The molecular formula gives the actual number of each atom in a molecule. It is always a whole-number multiple of the empirical formula. This calculator finds n = experimental molar mass ÷ empirical formula mass, then outputs the molecular formula. Enter an empirical formula (e.g. CH₂O) plus experimental molar mass (e.g. 180.16 g/mol for glucose → C₆H₁₂O₆), or provide elemental composition and molar mass in one step. Uses standard atomic weights. Runs instantly in your browser with no signup.
How to use the Molecular Formula Calculator
- Choose empirical formula + molar mass, or composition + molar mass.
- Enter the empirical formula or element composition values.
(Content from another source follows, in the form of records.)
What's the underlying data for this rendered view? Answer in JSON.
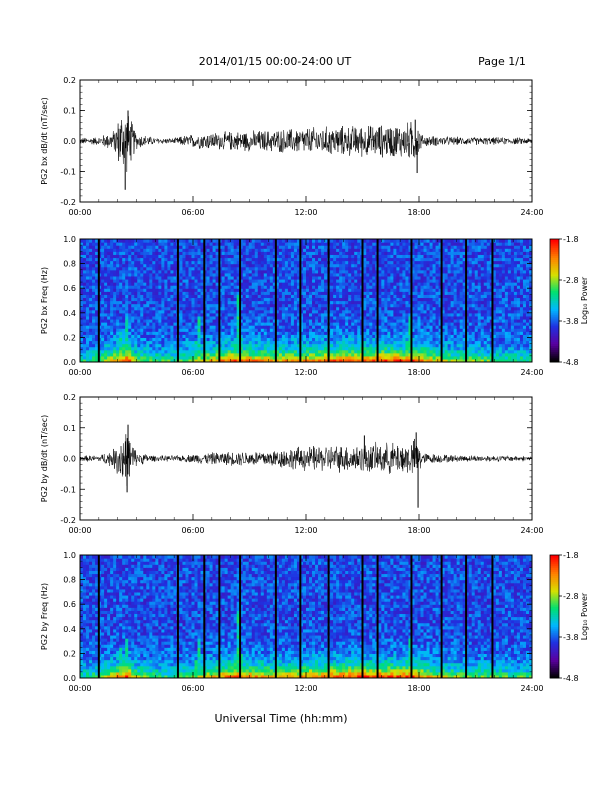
{
  "header": {
    "title": "2014/01/15  00:00-24:00 UT",
    "page": "Page 1/1"
  },
  "xlabel": "Universal Time (hh:mm)",
  "colorbar": {
    "label": "Log₁₀ Power",
    "ticks": [
      "-1.8",
      "-2.8",
      "-3.8",
      "-4.8"
    ],
    "range": [
      -4.8,
      -1.8
    ],
    "colors": [
      "#000000",
      "#5a00a0",
      "#2030e0",
      "#00b8ff",
      "#00e070",
      "#d8e000",
      "#ff8000",
      "#ff0000"
    ]
  },
  "chart_data": [
    {
      "type": "line",
      "ylabel": "PG2 bx dB/dt (nT/sec)",
      "xlim": [
        0,
        24
      ],
      "xticks": [
        "00:00",
        "06:00",
        "12:00",
        "18:00",
        "24:00"
      ],
      "ylim": [
        -0.2,
        0.2
      ],
      "yticks": [
        "0.2",
        "0.1",
        "0.0",
        "-0.1",
        "-0.2"
      ],
      "envelope": [
        {
          "x": 0,
          "amp": 0.012
        },
        {
          "x": 1,
          "amp": 0.015
        },
        {
          "x": 1.8,
          "amp": 0.04
        },
        {
          "x": 2.3,
          "amp": 0.13
        },
        {
          "x": 2.6,
          "amp": 0.1
        },
        {
          "x": 3.0,
          "amp": 0.03
        },
        {
          "x": 4,
          "amp": 0.012
        },
        {
          "x": 5,
          "amp": 0.01
        },
        {
          "x": 5.5,
          "amp": 0.02
        },
        {
          "x": 6.5,
          "amp": 0.03
        },
        {
          "x": 8,
          "amp": 0.035
        },
        {
          "x": 10,
          "amp": 0.04
        },
        {
          "x": 12,
          "amp": 0.05
        },
        {
          "x": 14,
          "amp": 0.055
        },
        {
          "x": 16,
          "amp": 0.06
        },
        {
          "x": 17.3,
          "amp": 0.065
        },
        {
          "x": 17.8,
          "amp": 0.08
        },
        {
          "x": 18.2,
          "amp": 0.02
        },
        {
          "x": 20,
          "amp": 0.015
        },
        {
          "x": 24,
          "amp": 0.012
        }
      ],
      "spikes": [
        {
          "x": 2.4,
          "y": -0.16
        },
        {
          "x": 2.55,
          "y": 0.1
        },
        {
          "x": 17.9,
          "y": -0.105
        },
        {
          "x": 17.8,
          "y": 0.07
        }
      ]
    },
    {
      "type": "heatmap",
      "ylabel": "PG2 bx Freq (Hz)",
      "xlim": [
        0,
        24
      ],
      "xticks": [
        "00:00",
        "06:00",
        "12:00",
        "18:00",
        "24:00"
      ],
      "ylim": [
        0,
        1.0
      ],
      "yticks": [
        "1.0",
        "0.8",
        "0.6",
        "0.4",
        "0.2",
        "0.0"
      ],
      "gaps": [
        1.0,
        5.2,
        6.6,
        7.4,
        8.5,
        10.4,
        11.7,
        13.2,
        15.0,
        15.8,
        17.6,
        19.2,
        20.5,
        21.9
      ],
      "activity": [
        {
          "x": 0,
          "level": 0.25
        },
        {
          "x": 1,
          "level": 0.35
        },
        {
          "x": 2,
          "level": 0.6
        },
        {
          "x": 2.5,
          "level": 0.75
        },
        {
          "x": 3,
          "level": 0.4
        },
        {
          "x": 5,
          "level": 0.3
        },
        {
          "x": 6.5,
          "level": 0.5
        },
        {
          "x": 8.3,
          "level": 0.7
        },
        {
          "x": 10,
          "level": 0.55
        },
        {
          "x": 12,
          "level": 0.6
        },
        {
          "x": 14,
          "level": 0.7
        },
        {
          "x": 16,
          "level": 0.72
        },
        {
          "x": 17.8,
          "level": 0.7
        },
        {
          "x": 19,
          "level": 0.45
        },
        {
          "x": 22,
          "level": 0.35
        },
        {
          "x": 24,
          "level": 0.3
        }
      ],
      "bursts": [
        {
          "x": 2.2,
          "f": 0.3
        },
        {
          "x": 2.5,
          "f": 0.4
        },
        {
          "x": 6.3,
          "f": 0.4
        },
        {
          "x": 8.4,
          "f": 0.55
        },
        {
          "x": 12.5,
          "f": 0.2
        },
        {
          "x": 17.5,
          "f": 0.4
        }
      ]
    },
    {
      "type": "line",
      "ylabel": "PG2 by dB/dt (nT/sec)",
      "xlim": [
        0,
        24
      ],
      "xticks": [
        "00:00",
        "06:00",
        "12:00",
        "18:00",
        "24:00"
      ],
      "ylim": [
        -0.2,
        0.2
      ],
      "yticks": [
        "0.2",
        "0.1",
        "0.0",
        "-0.1",
        "-0.2"
      ],
      "envelope": [
        {
          "x": 0,
          "amp": 0.01
        },
        {
          "x": 1,
          "amp": 0.012
        },
        {
          "x": 1.8,
          "amp": 0.035
        },
        {
          "x": 2.3,
          "amp": 0.11
        },
        {
          "x": 2.6,
          "amp": 0.09
        },
        {
          "x": 3.0,
          "amp": 0.025
        },
        {
          "x": 4,
          "amp": 0.01
        },
        {
          "x": 5.5,
          "amp": 0.012
        },
        {
          "x": 6.5,
          "amp": 0.02
        },
        {
          "x": 8,
          "amp": 0.025
        },
        {
          "x": 10,
          "amp": 0.03
        },
        {
          "x": 12,
          "amp": 0.045
        },
        {
          "x": 14,
          "amp": 0.05
        },
        {
          "x": 16,
          "amp": 0.055
        },
        {
          "x": 17.5,
          "amp": 0.06
        },
        {
          "x": 17.9,
          "amp": 0.075
        },
        {
          "x": 18.2,
          "amp": 0.02
        },
        {
          "x": 20,
          "amp": 0.012
        },
        {
          "x": 24,
          "amp": 0.01
        }
      ],
      "spikes": [
        {
          "x": 2.55,
          "y": 0.11
        },
        {
          "x": 2.5,
          "y": -0.11
        },
        {
          "x": 17.95,
          "y": -0.16
        },
        {
          "x": 17.85,
          "y": 0.085
        },
        {
          "x": 15.1,
          "y": 0.075
        }
      ]
    },
    {
      "type": "heatmap",
      "ylabel": "PG2 by Freq (Hz)",
      "xlim": [
        0,
        24
      ],
      "xticks": [
        "00:00",
        "06:00",
        "12:00",
        "18:00",
        "24:00"
      ],
      "ylim": [
        0,
        1.0
      ],
      "yticks": [
        "1.0",
        "0.8",
        "0.6",
        "0.4",
        "0.2",
        "0.0"
      ],
      "gaps": [
        1.0,
        5.2,
        6.6,
        7.4,
        8.5,
        10.4,
        11.7,
        13.2,
        15.0,
        15.8,
        17.6,
        19.2,
        20.5,
        21.9
      ],
      "activity": [
        {
          "x": 0,
          "level": 0.25
        },
        {
          "x": 1,
          "level": 0.35
        },
        {
          "x": 2,
          "level": 0.6
        },
        {
          "x": 2.5,
          "level": 0.75
        },
        {
          "x": 3,
          "level": 0.4
        },
        {
          "x": 5,
          "level": 0.3
        },
        {
          "x": 6.5,
          "level": 0.45
        },
        {
          "x": 8.3,
          "level": 0.7
        },
        {
          "x": 10,
          "level": 0.55
        },
        {
          "x": 12,
          "level": 0.6
        },
        {
          "x": 14,
          "level": 0.7
        },
        {
          "x": 16,
          "level": 0.72
        },
        {
          "x": 17.8,
          "level": 0.7
        },
        {
          "x": 19,
          "level": 0.45
        },
        {
          "x": 22,
          "level": 0.35
        },
        {
          "x": 24,
          "level": 0.3
        }
      ],
      "bursts": [
        {
          "x": 2.2,
          "f": 0.3
        },
        {
          "x": 2.5,
          "f": 0.35
        },
        {
          "x": 6.3,
          "f": 0.35
        },
        {
          "x": 8.4,
          "f": 0.55
        },
        {
          "x": 12.5,
          "f": 0.2
        },
        {
          "x": 17.5,
          "f": 0.35
        }
      ]
    }
  ]
}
- Enter the experimental molar mass in g/mol.
- Read the multiplier n, empirical formula, and molecular formula.
- Copy the summary for homework or lab reports.
Common use cases
- Getting C₆H₁₂O₆ from empirical CH₂O and molar mass 180.16 g/mol
- Finding C₆H₆ from empirical CH and molar mass 78.11 g/mol (benzene)
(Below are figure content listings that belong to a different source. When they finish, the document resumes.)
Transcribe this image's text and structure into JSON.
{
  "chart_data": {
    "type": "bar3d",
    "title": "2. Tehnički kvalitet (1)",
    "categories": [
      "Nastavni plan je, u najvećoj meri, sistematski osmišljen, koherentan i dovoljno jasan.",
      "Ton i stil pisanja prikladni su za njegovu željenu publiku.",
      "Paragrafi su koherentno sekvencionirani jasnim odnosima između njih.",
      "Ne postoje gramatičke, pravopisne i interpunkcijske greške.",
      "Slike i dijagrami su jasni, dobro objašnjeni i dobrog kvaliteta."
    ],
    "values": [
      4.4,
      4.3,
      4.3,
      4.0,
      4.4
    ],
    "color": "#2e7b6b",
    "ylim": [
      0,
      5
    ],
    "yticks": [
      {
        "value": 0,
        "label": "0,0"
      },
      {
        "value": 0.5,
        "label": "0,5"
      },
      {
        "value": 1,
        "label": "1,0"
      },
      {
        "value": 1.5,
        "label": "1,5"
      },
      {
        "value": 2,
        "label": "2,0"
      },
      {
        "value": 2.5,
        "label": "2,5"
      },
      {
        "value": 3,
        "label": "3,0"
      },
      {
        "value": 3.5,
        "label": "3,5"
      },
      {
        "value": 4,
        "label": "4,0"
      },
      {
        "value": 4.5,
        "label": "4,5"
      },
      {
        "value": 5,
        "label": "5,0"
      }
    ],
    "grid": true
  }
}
- One-step molecular formula from mass % and experimental molar mass
Frequently asked questions
- How is molecular formula calculated?
- n = M(experimental) / M(empirical). Molecular formula = empirical formula × n. For glucose, CH₂O (30 g/mol) and M = 180 g/mol gives n = 6, so C₆H₁₂O₆.
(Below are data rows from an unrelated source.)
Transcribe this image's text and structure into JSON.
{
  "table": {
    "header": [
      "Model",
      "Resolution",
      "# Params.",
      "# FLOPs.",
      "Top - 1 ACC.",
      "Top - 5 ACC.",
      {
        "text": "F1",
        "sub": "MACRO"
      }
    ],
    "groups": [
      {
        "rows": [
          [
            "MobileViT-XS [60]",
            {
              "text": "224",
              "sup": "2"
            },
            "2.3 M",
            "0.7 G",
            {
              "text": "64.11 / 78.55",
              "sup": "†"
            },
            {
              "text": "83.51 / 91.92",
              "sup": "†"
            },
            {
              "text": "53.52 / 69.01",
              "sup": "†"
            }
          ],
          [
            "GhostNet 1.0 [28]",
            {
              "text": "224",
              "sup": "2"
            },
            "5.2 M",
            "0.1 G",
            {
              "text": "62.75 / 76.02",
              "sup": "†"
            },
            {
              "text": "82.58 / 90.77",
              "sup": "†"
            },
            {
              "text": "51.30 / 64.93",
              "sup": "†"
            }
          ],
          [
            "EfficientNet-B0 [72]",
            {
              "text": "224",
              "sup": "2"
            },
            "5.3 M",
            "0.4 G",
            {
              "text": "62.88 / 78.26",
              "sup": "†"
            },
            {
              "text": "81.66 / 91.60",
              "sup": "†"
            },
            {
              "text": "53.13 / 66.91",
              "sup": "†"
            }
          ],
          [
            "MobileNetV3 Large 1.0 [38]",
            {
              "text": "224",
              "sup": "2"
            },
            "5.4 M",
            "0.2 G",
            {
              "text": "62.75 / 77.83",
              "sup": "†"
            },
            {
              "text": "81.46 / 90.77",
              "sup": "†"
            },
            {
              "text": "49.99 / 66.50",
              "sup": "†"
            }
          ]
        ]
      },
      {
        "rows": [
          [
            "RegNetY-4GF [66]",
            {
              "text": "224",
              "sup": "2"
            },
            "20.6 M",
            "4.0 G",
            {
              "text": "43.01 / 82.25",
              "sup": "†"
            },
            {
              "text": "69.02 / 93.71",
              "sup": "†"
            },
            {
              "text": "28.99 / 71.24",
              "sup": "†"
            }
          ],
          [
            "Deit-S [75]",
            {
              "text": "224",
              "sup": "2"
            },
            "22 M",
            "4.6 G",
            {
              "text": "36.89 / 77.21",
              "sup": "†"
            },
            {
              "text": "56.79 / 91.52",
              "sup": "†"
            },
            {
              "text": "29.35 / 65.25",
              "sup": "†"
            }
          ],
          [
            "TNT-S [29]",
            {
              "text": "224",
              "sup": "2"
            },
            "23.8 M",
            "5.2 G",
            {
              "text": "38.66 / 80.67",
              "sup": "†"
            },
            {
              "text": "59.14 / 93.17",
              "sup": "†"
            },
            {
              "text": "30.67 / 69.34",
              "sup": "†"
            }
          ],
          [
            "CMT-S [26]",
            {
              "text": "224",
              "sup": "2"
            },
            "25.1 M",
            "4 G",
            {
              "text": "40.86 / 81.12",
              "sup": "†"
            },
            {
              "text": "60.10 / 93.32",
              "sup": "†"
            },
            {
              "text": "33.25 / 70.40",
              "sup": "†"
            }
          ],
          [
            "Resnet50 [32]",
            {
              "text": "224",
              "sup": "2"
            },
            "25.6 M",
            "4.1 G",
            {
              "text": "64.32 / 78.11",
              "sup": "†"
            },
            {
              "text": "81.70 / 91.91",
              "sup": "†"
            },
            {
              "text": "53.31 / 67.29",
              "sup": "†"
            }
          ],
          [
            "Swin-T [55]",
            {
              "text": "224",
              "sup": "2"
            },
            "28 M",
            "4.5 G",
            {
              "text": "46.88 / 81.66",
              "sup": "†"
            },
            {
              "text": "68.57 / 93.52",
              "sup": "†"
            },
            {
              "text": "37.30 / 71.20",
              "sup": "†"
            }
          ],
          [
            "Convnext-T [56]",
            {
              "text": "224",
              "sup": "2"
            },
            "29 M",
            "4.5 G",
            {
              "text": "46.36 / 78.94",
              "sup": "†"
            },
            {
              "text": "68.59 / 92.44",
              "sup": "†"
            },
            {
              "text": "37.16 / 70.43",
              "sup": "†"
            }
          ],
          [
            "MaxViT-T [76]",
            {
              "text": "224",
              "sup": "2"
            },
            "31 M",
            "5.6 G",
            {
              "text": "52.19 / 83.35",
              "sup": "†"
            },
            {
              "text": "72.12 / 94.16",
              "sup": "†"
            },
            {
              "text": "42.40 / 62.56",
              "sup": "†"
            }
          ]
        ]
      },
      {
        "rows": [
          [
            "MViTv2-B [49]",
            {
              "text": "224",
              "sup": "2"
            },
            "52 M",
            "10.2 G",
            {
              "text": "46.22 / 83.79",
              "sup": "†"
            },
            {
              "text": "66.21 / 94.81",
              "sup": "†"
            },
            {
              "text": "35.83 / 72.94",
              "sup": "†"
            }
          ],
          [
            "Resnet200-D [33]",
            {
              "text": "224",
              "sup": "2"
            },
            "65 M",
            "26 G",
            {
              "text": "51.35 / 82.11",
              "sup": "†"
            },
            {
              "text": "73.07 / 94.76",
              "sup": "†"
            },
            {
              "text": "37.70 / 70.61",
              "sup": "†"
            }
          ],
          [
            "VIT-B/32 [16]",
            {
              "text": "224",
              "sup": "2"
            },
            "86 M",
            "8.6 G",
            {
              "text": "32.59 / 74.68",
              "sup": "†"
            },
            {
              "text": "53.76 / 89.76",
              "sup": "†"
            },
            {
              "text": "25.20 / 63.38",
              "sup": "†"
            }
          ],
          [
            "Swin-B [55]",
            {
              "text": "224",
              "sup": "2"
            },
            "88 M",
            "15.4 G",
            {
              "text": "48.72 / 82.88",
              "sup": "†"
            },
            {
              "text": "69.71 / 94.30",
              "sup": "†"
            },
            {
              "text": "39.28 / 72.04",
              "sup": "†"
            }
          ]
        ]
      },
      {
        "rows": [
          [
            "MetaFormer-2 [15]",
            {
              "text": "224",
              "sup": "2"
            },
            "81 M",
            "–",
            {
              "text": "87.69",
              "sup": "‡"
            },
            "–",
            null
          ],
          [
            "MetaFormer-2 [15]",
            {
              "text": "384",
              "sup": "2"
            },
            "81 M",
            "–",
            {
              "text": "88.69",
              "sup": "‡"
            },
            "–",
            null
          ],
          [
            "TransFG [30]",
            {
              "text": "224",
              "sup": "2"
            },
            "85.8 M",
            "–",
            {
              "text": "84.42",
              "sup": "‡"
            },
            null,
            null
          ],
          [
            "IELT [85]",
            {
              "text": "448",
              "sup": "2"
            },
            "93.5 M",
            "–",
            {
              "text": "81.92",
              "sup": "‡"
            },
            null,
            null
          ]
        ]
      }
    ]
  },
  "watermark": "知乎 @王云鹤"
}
- What if n is not a whole number?
- n should be an integer. A non-integer ratio usually means incorrect empirical formula, wrong molar mass, or impure sample. The calculator warns when n is not close to a whole number.
- Can I enter composition directly?
- Yes — use composition + molar mass mode. The tool finds the empirical formula from your data, then applies the molar mass multiplier.
- How is this different from empirical formula?
- Empirical formula is the simplest ratio (CH₂O). Molecular formula is the true atom count (C₆H₁₂O₆) — you need experimental molar mass to find it.